A divina comédia de uma pequena princesa nos grandes Campos Gerais: Veredas

– Pai, o que significa ‘angustifolia’? Assim perguntava Manuela, com seus grandes olhos após ler uma placa diante de uma árvore majestosa em um parque ecológico nos Campos Gerais. Sua inquietação só sossegou quando seu pai lhe explicou que angustifolia era parte do nome científico da araucária, a árvore símbolo do Paraná, cujo significado era ‘folha estreita’. Sua curiosidade coincidia com o orgulho que sentia desde as últimas semanas, quando aprendera a ler frases inteiras acertando a pronúncia correta da maioria das palavras. 

– Como é mesmo o canto da gralha-azul, papai? O dela eu não sei, mas lembro o daquele sabiá que, pelo nome, deve ser fã de laranjas! – Disse Manuela enquanto saltitava pela trilha assoviando o canto flautado do sabiá-laranjeira. Adorava aves, e seu sonho ornitológico de consumo era ver e ouvir ao vivo o tiê-sangue, que vira numa foto sobre a fauna das áreas litorâneas do Paraná.
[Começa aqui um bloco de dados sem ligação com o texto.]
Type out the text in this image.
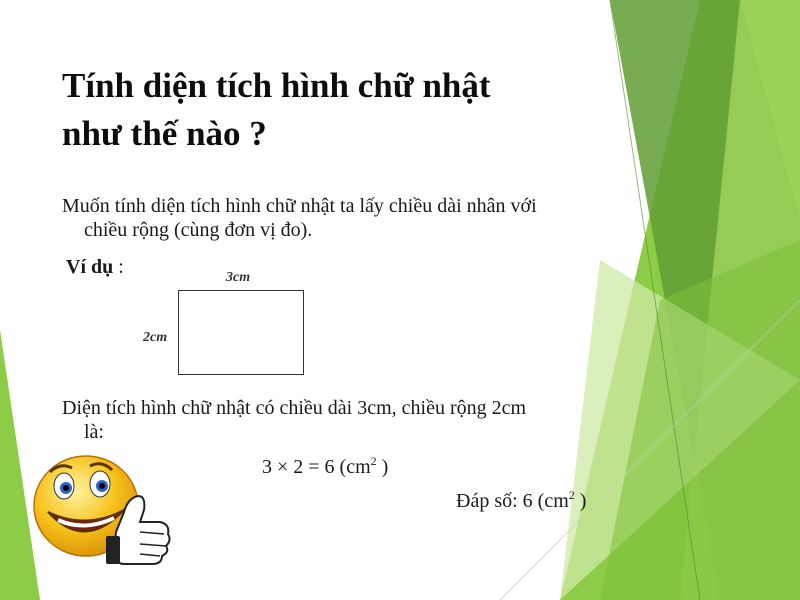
Tính diện tích hình chữ nhật
như thế nào ?
Muốn tính diện tích hình chữ nhật ta lấy chiều dài nhân với
chiều rộng (cùng đơn vị đo).
Ví dụ :	3cm
2cm
Diện tích hình chữ nhật có chiều dài 3cm, chiều rộng 2cm
là:
3 × 2 = 6 ($cm^2$ )
Đáp số: 6 ($cm^2$ )
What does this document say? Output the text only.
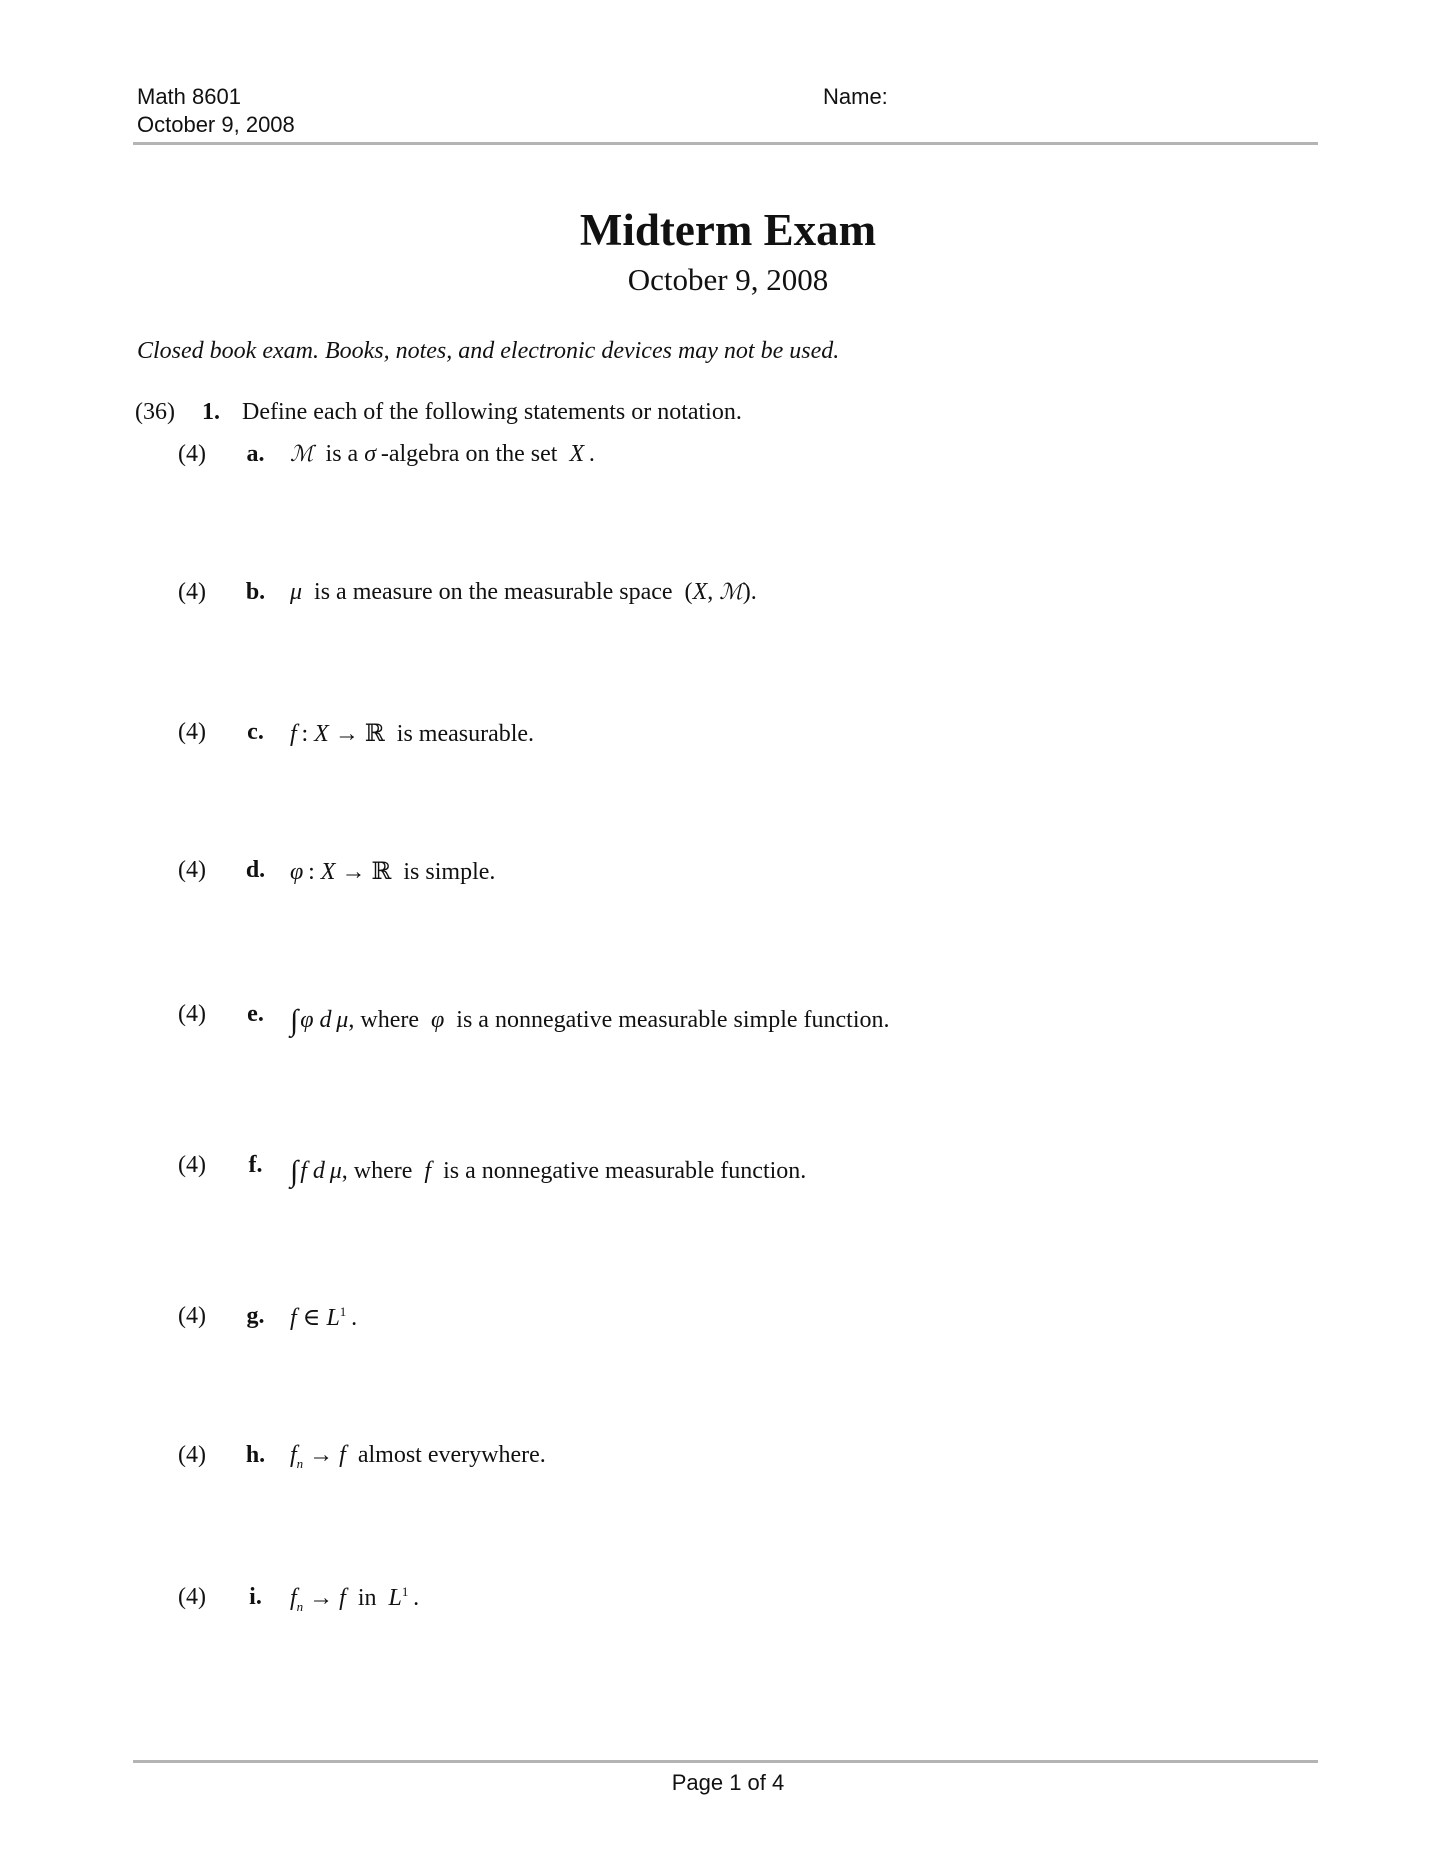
Math 8601
October 9, 2008
Name:
Midterm Exam
October 9, 2008
Closed book exam. Books, notes, and electronic devices may not be used.
(36) 1. Define each of the following statements or notation.
(4) a. ℳ  is a σ -algebra on the set  X .
(4) b. μ  is a measure on the measurable space  (X, ℳ).
(4) c. f : X → ℝ  is measurable.
(4) d. φ : X → ℝ  is simple.
(4) e. ∫φ d μ, where  φ  is a nonnegative measurable simple function.
(4) f. ∫f d μ, where  f  is a nonnegative measurable function.
(4) g. f ∈ $L^1$ .
(4) h. $f_n \to f$  almost everywhere.
(4) i. $f_n \to f$  in  $L^1$ .
Page 1 of 4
Desde que aprendera a assoviar com sua mãe, Manuela imitava perfeitamente o canto do sabiá-laranjeira, mas ria copiosamente ao tentar mimetizar o imitável e estridente canto do joão-de-barro, e a contração de seus lábios pelas gargalhadas não lhe deixava assoviar novamente. 

Seu pai agora a vê numa paisagem que mais parece um quadro de Dali misturado a traços infantis que também lembravam uma tela de Picasso. Sua pequena princesa é um conjunto de pinceladas do próprio Saint-Exupéry. Mas ao invés de uma sábia raposa, Manu estava cercada – e cativada! – de passarinhos cantantes que lhe ensinavam na prática que o essencial para se entender padrões bioacústicos é invisível aos olhos. No entanto, sua essência não é surda aos ouvidos atentos à sinfonia da natureza, e então orientam Manu a continuar praticando o canto-clim das diversas aves conversantes dali, mas desta vez de olhos fechados e ouvidos bem abertos.

Nisso nota um jagunço com feições femininas aproximar-se de sua filha, que une em uníssono seu assovio ao de Manu, do sabiá e da gralha-azul. É Diadorim, exímia conhecedora de aves de grandes sertões e veredas tropicais. Ao olhar por cima do ombro, vê um homem de óculos redondos e lentes grossas, de zigomas arredondados e cabelo úmido rente ao couro cabeludo, que cultivava pequenas calvícies laterais. É um de seus escritores preferidos: Guimarães Rosa, na idade da foto da aba de seu livro. Prostrado mentalmente em gratidão, se sente como Dante sob a vigília de Virgílio na Divina Comédia. Travessias! Ascenção espiritual! O diabo no meio do redemoinho dá lugar à lucidez de um sonho mágico.

Rodrigo de Mello

Biólogo licenciado e mestre em Ciências Ambientais pela Universidade Estadual de Maringá (UEM), doutor em Ecologia e Evolução pela Universidade Federal de Goiás (UFG). Além da profissão, se interessa por literatura, música e artes visuais – e a fotografia tem sido um hobby prazeroso cultivado nos últimos anos. Atualmente é professor colaborador no Departamento de Biologia Geral da Universidade Estadual de Ponta Grossa (UEPG), onde ministra disciplinas de Ecologia e Educação Ambiental.